431

XIV T Y D Z I E N ZWYKŁY

PONIEDZIAŁEK

Mt 9, 18-26

"Bylebym się płaszcza dotknęła!"

Pierwszy akt każdej modlitwy. Pragnienie uchwycenia Boga mocnym odruchem wiary i miłości. Bez tej wiary nie dosięglibyśmy naprawdę Jezusa. On jest tutaj, otoczony tłumem, a jednak ludzie nie dosięgają Jego tajemnicy. Zaś ta niewiasta dotyka Go w Jego głębi: "Kto się mnie dotknął?"

Dziwne uzdrowienie. Magia? Gesty ludowe: dotknąć fogurę, zapalić świeczkę, recytować bez końca różaniec, iść za sztandarem.

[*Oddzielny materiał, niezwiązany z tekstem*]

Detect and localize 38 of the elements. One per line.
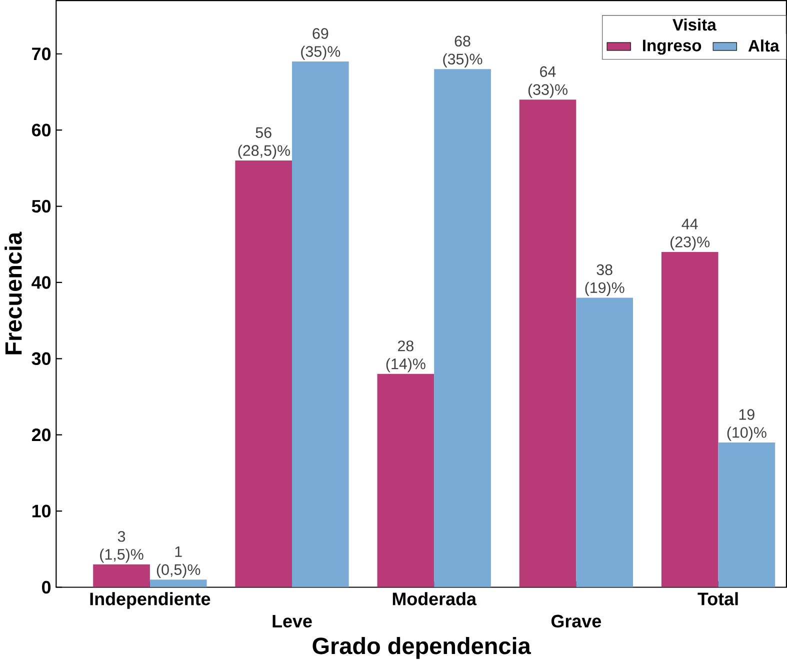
data-label: 64 (33)% xyxy=(528,66,568,98)
legend-label: Ingreso xyxy=(643,40,702,54)
y-tick-label: 30 xyxy=(32,352,51,365)
data-label: 3 (1,5)% xyxy=(100,530,144,562)
data-label: 38 (19)% xyxy=(585,264,624,296)
bar xyxy=(661,252,718,588)
x-axis-title: Grado dependencia xyxy=(312,636,531,659)
bar xyxy=(576,297,634,588)
legend-label: Alta xyxy=(748,39,780,52)
x-tick-label: Leve xyxy=(272,614,312,628)
data-label: 19 (10)% xyxy=(727,408,766,441)
data-label: 56 (28,5)% xyxy=(238,126,290,159)
y-axis-title: Frecuencia xyxy=(4,232,22,354)
data-label: 68 (35)% xyxy=(443,36,482,68)
y-tick-label: 40 xyxy=(32,276,51,289)
bar xyxy=(93,564,150,588)
x-tick-label: Moderada xyxy=(392,592,477,606)
x-tick-label: Grave xyxy=(551,614,602,628)
data-label: 69 (35)% xyxy=(301,28,340,60)
bar xyxy=(434,68,491,588)
y-tick-label: 70 xyxy=(32,47,51,60)
y-tick-label: 0 xyxy=(42,580,51,594)
bar xyxy=(235,160,292,588)
data-label: 44 (23)% xyxy=(670,218,710,250)
data-label: 28 (14)% xyxy=(386,340,426,372)
x-tick-label: Independiente xyxy=(90,592,210,609)
y-tick-label: 60 xyxy=(32,123,51,136)
x-tick-label: Total xyxy=(698,592,738,606)
y-tick-label: 10 xyxy=(32,504,51,518)
y-tick-label: 20 xyxy=(32,428,51,441)
bar xyxy=(292,61,349,588)
bar xyxy=(150,579,207,588)
bar xyxy=(519,99,576,588)
bar xyxy=(718,442,776,588)
legend-title: Visita xyxy=(672,18,716,30)
y-tick-label: 50 xyxy=(32,200,51,212)
bar xyxy=(377,374,434,588)
data-label: 1 (0,5)% xyxy=(156,546,200,578)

To może wydawać się zabobonne. Ale Jezus patrzy ponad gesty, to co go porusza zawsze to wiara: "Twoja wiara cię uzdrowiła".

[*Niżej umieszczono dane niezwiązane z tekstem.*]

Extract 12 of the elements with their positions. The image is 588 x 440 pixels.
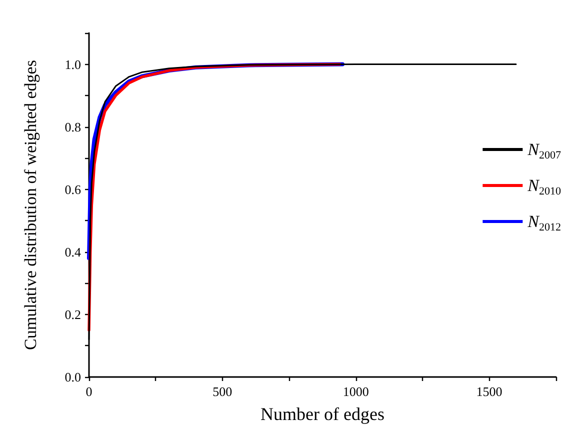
x-tick-label: 1500 xyxy=(476,384,502,399)
y-tick-label: 0.8 xyxy=(64,119,81,134)
y-tick-label: 0.2 xyxy=(64,306,81,322)
x-axis-title: Number of edges xyxy=(260,404,384,424)
y-axis-title: Cumulative distribution of weighted edges xyxy=(21,60,40,350)
y-tick-label: 0.6 xyxy=(64,182,82,197)
y-tick-label: 0.0 xyxy=(64,370,81,384)
y-tick-label: 1.0 xyxy=(64,56,81,72)
x-tick-label: 0 xyxy=(86,384,92,399)
x-tick-label: 1000 xyxy=(342,384,369,399)
x-tick-label: 500 xyxy=(212,384,232,399)
y-tick-label: 0.4 xyxy=(64,244,82,260)
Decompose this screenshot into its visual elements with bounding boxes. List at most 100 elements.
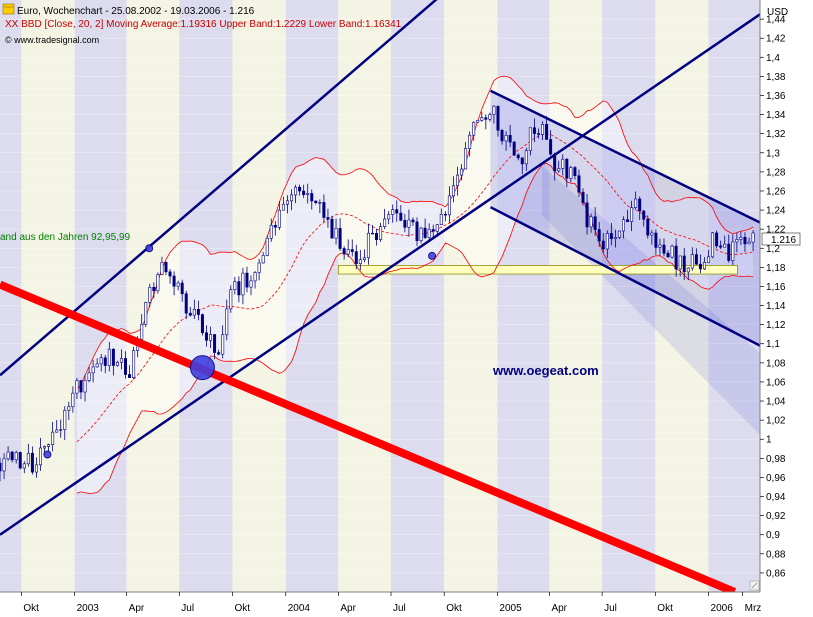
left-note: and aus den Jahren 92,95,99 xyxy=(0,232,131,243)
candle-body xyxy=(379,226,383,240)
candle-body xyxy=(156,274,160,291)
candle-body xyxy=(391,209,395,215)
candle xyxy=(626,209,630,223)
candle-body xyxy=(0,462,2,472)
up-channel-lower-line xyxy=(0,13,761,536)
candle xyxy=(549,130,553,156)
candle xyxy=(370,225,374,235)
candle-body xyxy=(561,158,565,169)
up-channel-upper-line xyxy=(0,0,438,377)
candle-body xyxy=(184,293,188,314)
watermark: www.oegeat.com xyxy=(492,363,599,378)
candle xyxy=(642,210,646,227)
candle-body xyxy=(261,255,265,264)
last-price-label: 1.216 xyxy=(761,232,801,246)
y-tick-label: 1,12 xyxy=(766,320,786,331)
candle-body xyxy=(281,203,285,211)
candle xyxy=(354,244,358,270)
x-axis: Okt 2003 Apr Jul Okt 2004 Apr Jul Okt 2005 Apr Jul O… xyxy=(21,592,761,614)
candle xyxy=(152,282,156,299)
down-channel-upper-line xyxy=(489,89,761,224)
window-icon[interactable] xyxy=(2,3,15,15)
candle-body xyxy=(682,255,686,273)
candle-body xyxy=(423,227,427,238)
candle xyxy=(30,446,34,475)
candle xyxy=(451,176,455,203)
candle xyxy=(399,205,403,222)
down-channel-lower-line xyxy=(489,206,761,347)
candle-body xyxy=(549,139,553,155)
candle xyxy=(148,283,152,308)
candle xyxy=(261,251,265,264)
y-tick-label: 1,3 xyxy=(766,148,780,159)
candle xyxy=(747,237,751,245)
candle-body xyxy=(634,198,638,208)
source-credit: © www.tradesignal.com xyxy=(5,35,99,45)
support-zone xyxy=(338,265,738,275)
candle-body xyxy=(302,190,306,195)
y-tick-label: 0,98 xyxy=(766,454,786,465)
candle xyxy=(427,223,431,242)
candle xyxy=(22,461,26,474)
candle xyxy=(674,238,678,277)
candle-body xyxy=(622,219,626,232)
candle xyxy=(67,401,71,420)
quarter-stripe xyxy=(232,0,286,592)
candle-body xyxy=(294,186,298,196)
y-tick-label: 1,06 xyxy=(766,377,786,388)
x-tick-label: 2006 xyxy=(711,603,734,614)
candle-body xyxy=(10,451,14,461)
candle-body xyxy=(460,168,464,176)
support-zone-rect xyxy=(338,265,738,275)
y-tick-label: 1,32 xyxy=(766,129,786,140)
candle-body xyxy=(727,243,731,261)
price-candles xyxy=(0,105,755,482)
candle xyxy=(229,285,233,313)
y-tick-label: 1,44 xyxy=(766,15,786,26)
y-tick-label: 1,16 xyxy=(766,282,786,293)
candle xyxy=(55,420,59,433)
candle-body xyxy=(597,229,601,242)
candle xyxy=(496,105,500,137)
candle-body xyxy=(508,135,512,143)
candle xyxy=(63,406,67,440)
candle xyxy=(512,141,516,156)
candle-body xyxy=(6,451,10,460)
candle xyxy=(739,231,743,245)
candle-body xyxy=(233,281,237,291)
candle xyxy=(682,247,686,281)
candle xyxy=(107,341,111,372)
x-tick-label: Mrz xyxy=(745,603,762,614)
candle xyxy=(99,353,103,372)
candle-body xyxy=(711,232,715,258)
candle xyxy=(723,235,727,248)
candle-body xyxy=(306,193,310,195)
candle xyxy=(269,218,273,242)
candle-body xyxy=(99,357,103,365)
candle xyxy=(735,232,739,253)
candle xyxy=(561,154,565,176)
candle-body xyxy=(225,308,229,336)
candle-body xyxy=(132,350,136,378)
candle-body xyxy=(464,148,468,170)
candle-body xyxy=(698,263,702,270)
candle-body xyxy=(723,243,727,248)
resize-grip-icon[interactable] xyxy=(749,580,760,591)
candle xyxy=(87,366,91,383)
x-tick-label: Okt xyxy=(23,603,39,614)
candle xyxy=(407,209,411,237)
candle xyxy=(698,254,702,274)
candle-body xyxy=(601,240,605,250)
candle xyxy=(702,257,706,271)
candle xyxy=(443,211,447,222)
candle xyxy=(346,239,350,258)
x-tick-label: Jul xyxy=(393,603,406,614)
candle-body xyxy=(350,249,354,252)
candle-body xyxy=(468,134,472,149)
candle xyxy=(646,215,650,239)
candle xyxy=(314,200,318,205)
candle xyxy=(395,200,399,222)
candle xyxy=(334,218,338,245)
candle-body xyxy=(269,224,273,239)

Dotknięcie jest ważne w tej scenie. Ta niewiasta była uważana za nieczystą i czyniła nieczystymi tych, którzy jej dotykali. Jej życie było nie tylko bolesne, lecz także wstydliwe.

Dotyka ona Jezusa, a On szuka tej, której wiara Go dotknęła. Próbujmy zdobywać się na podobny odruch wiary, kiedy chcemy spotkać Jezusa. Dla uzdrowienia, dla jakiejś łaski. Dla miłości za miłość.